What qualifies depends on why the person is receiving care. If someone is in a nursing home primarily for medical reasons, the entire cost, including meals and lodging, is deductible (minus any insurance reimbursement). If the stay is primarily for non-medical reasons, such as needing supervision but not active treatment, only the portion spent on actual medical care qualifies. Home care expenses for medically necessary services also count. You’ll need to itemize deductions on your tax return rather than taking the standard deduction, so it’s worth running the numbers both ways.
The PACE Program
The Program of All-Inclusive Care for the Elderly (PACE) is one of the most comprehensive and least well-known options for seniors who need nursing home-level care but want to remain at home. To qualify, you must be at least 55, live in the service area of a PACE organization, and be certified by your state as needing nursing home-level care while being able to live safely in the community with support.

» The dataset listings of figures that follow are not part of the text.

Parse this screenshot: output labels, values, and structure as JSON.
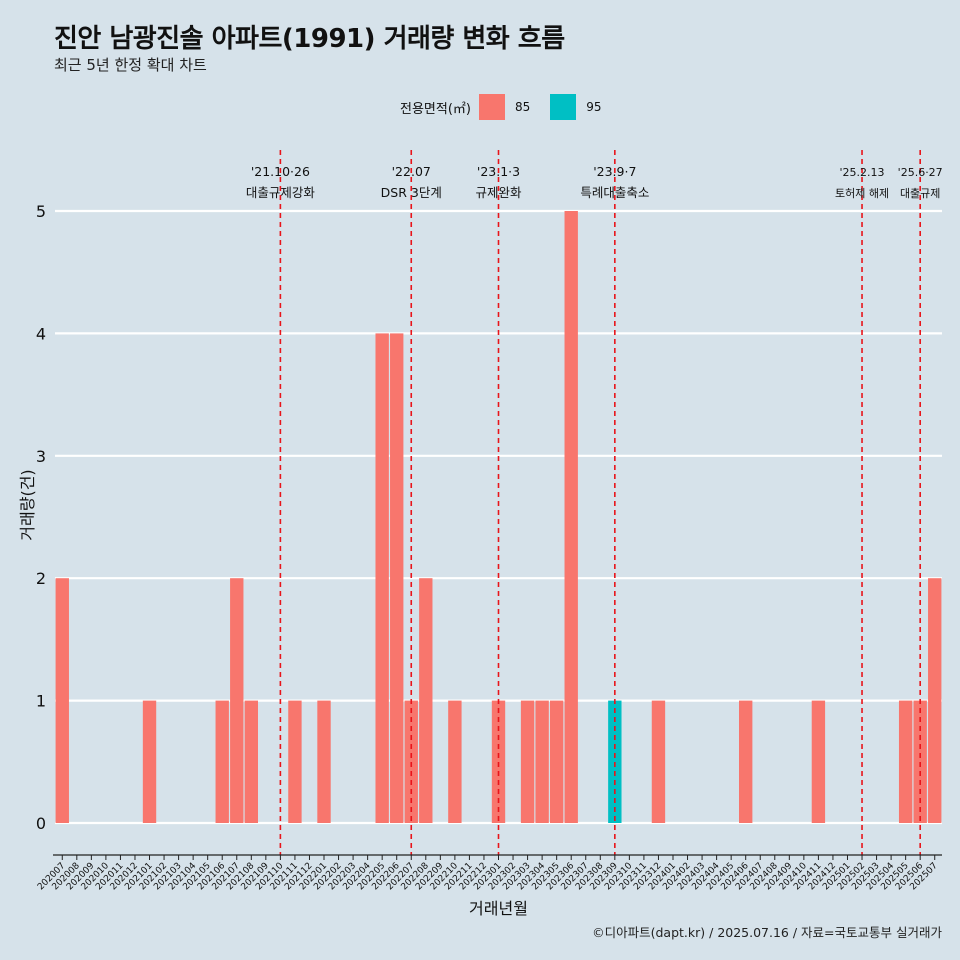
{
  "page": {
    "title": "진안 남광진솔 아파트(1991) 거래량 변화 흐름",
    "subtitle": "최근 5년 한정 확대 차트",
    "caption": "©디아파트(dapt.kr) / 2025.07.16 / 자료=국토교통부 실거래가"
  },
  "legend": {
    "title": "전용면적(㎡)",
    "items": [
      {
        "label": "85",
        "color": "#f8766d"
      },
      {
        "label": "95",
        "color": "#00bfc4"
      }
    ]
  },
  "chart_data": {
    "type": "bar",
    "title": "진안 남광진솔 아파트(1991) 거래량 변화 흐름",
    "subtitle": "최근 5년 한정 확대 차트",
    "xlabel": "거래년월",
    "ylabel": "거래량(건)",
    "ylim": [
      0,
      5
    ],
    "yticks": [
      0,
      1,
      2,
      3,
      4,
      5
    ],
    "grid": true,
    "legend_position": "top",
    "categories": [
      "202007",
      "202008",
      "202009",
      "202010",
      "202011",
      "202012",
      "202101",
      "202102",
      "202103",
      "202104",
      "202105",
      "202106",
      "202107",
      "202108",
      "202109",
      "202110",
      "202111",
      "202112",
      "202201",
      "202202",
      "202203",
      "202204",
      "202205",
      "202206",
      "202207",
      "202208",
      "202209",
      "202210",
      "202211",
      "202212",
      "202301",
      "202302",
      "202303",
      "202304",
      "202305",
      "202306",
      "202307",
      "202308",
      "202309",
      "202310",
      "202311",
      "202312",
      "202401",
      "202402",
      "202403",
      "202404",
      "202405",
      "202406",
      "202407",
      "202408",
      "202409",
      "202410",
      "202411",
      "202412",
      "202501",
      "202502",
      "202503",
      "202504",
      "202505",
      "202506",
      "202507"
    ],
    "series": [
      {
        "name": "85",
        "color": "#f8766d",
        "values": [
          2,
          0,
          0,
          0,
          0,
          0,
          1,
          0,
          0,
          0,
          0,
          1,
          2,
          1,
          0,
          0,
          1,
          0,
          1,
          0,
          0,
          0,
          4,
          4,
          1,
          2,
          0,
          1,
          0,
          0,
          1,
          0,
          1,
          1,
          1,
          5,
          0,
          0,
          0,
          0,
          0,
          1,
          0,
          0,
          0,
          0,
          0,
          1,
          0,
          0,
          0,
          0,
          1,
          0,
          0,
          0,
          0,
          0,
          1,
          1,
          2
        ]
      },
      {
        "name": "95",
        "color": "#00bfc4",
        "values": [
          0,
          0,
          0,
          0,
          0,
          0,
          0,
          0,
          0,
          0,
          0,
          0,
          0,
          0,
          0,
          0,
          0,
          0,
          0,
          0,
          0,
          0,
          0,
          0,
          0,
          0,
          0,
          0,
          0,
          0,
          0,
          0,
          0,
          0,
          0,
          0,
          0,
          0,
          1,
          0,
          0,
          0,
          0,
          0,
          0,
          0,
          0,
          0,
          0,
          0,
          0,
          0,
          0,
          0,
          0,
          0,
          0,
          0,
          0,
          0,
          0
        ]
      }
    ],
    "annotations": [
      {
        "x": "202110",
        "date": "'21.10·26",
        "label": "대출규제강화"
      },
      {
        "x": "202207",
        "date": "'22.07",
        "label": "DSR 3단계"
      },
      {
        "x": "202301",
        "date": "'23.1·3",
        "label": "규제완화"
      },
      {
        "x": "202309",
        "date": "'23.9·7",
        "label": "특례대출축소"
      },
      {
        "x": "202502",
        "date": "'25.2.13",
        "label": "토허제 해제"
      },
      {
        "x": "202506",
        "date": "'25.6·27",
        "label": "대출규제"
      }
    ]
  }
}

PACE covers an extraordinarily broad range of services: primary care, prescription drugs, hospital care, home care, adult day programs with meals, dental care, physical and occupational therapy, mental health counseling, transportation to appointments, and even nursing home care if it becomes necessary. The program is funded through Medicare and Medicaid, so people who qualify for both pay nothing out of pocket. Those with Medicare only may pay a monthly premium for the long-term care portion, but there are no deductibles or copays for any PACE-covered service. The limitation is geographic: PACE organizations operate in specific areas, and not every community has one.
Putting Together a Realistic Plan
Most families end up layering multiple sources. A common pattern looks like this: Social Security and pension income cover a portion of monthly costs, a long-term care insurance policy (if one exists) fills part of the gap, VA benefits contribute if the person is a veteran, and savings or home equity cover the rest. When personal resources run out, Medicaid becomes the safety net.
The order in which you use these sources matters. Spending down assets too quickly can leave you in a difficult position if care needs last longer than expected. Spending too slowly while avoiding Medicaid planning can mean missing the five-year lookback window. An elder law attorney or a certified financial planner who specializes in aging can help you sequence these funding sources to maximize coverage and minimize financial damage to the family. Many offer initial consultations at low or no cost, and the planning they provide often saves families tens of thousands of dollars over the course of a loved one’s care.